If this situation is detected, a line with the @samp{.until_ecx}
selector ins included, and this indicates that the CPUID register
contents is the same for @code{%rcx} values between @var{query_ecx}
and @var{ecx_limit} (inclusive).
@item x86.processor[@var{index}].cpuid.subleaf_eax[@var{query_eax}].ecx[@var{query_ecx}].ecx_query_mask=0xff
This line indicates that in an @samp{.until_ecx} range, the CPUID
instruction preserved the lowested 8 bits of the input @code{%rcx} in
the output @code{%rcx} registers. Otherwise, the subleaves in the range
have identical values. This special treatment is necessary to report
compact range information in case such copying occurs (because the
subleaves would otherwise be all different).

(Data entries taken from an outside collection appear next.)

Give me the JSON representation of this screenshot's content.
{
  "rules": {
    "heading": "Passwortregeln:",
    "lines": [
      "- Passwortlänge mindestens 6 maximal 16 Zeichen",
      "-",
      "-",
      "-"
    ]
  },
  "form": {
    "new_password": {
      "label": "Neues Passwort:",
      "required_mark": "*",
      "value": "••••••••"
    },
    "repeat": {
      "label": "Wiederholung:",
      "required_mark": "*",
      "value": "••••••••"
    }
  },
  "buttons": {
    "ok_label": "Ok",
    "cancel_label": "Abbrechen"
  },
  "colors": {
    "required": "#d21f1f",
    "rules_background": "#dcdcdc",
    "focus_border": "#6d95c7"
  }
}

@item x86.processor[@var{index}].xgetbv.ecx[@var{query_ecx}]=@var{result}
This line shows the 64-bit @var{result} value in the @code{%rdx:%rax}
register pair after executing the XGETBV instruction with @code{%rcx}
set to @var{query_ecx}. Zero values and values matching the previously
probed CPU are omitted. Nothing is printed if the system does not
support the XGETBV instruction.
@end table
@node Dynamic Linker Introspection
@section Dynamic Linker Introspection
@Theglibc{} provides various functions for querying information from the
dynamic linker.
@deftypefun {int} dlinfo (void *@var{handle}, int @var{request}, void *@var{arg})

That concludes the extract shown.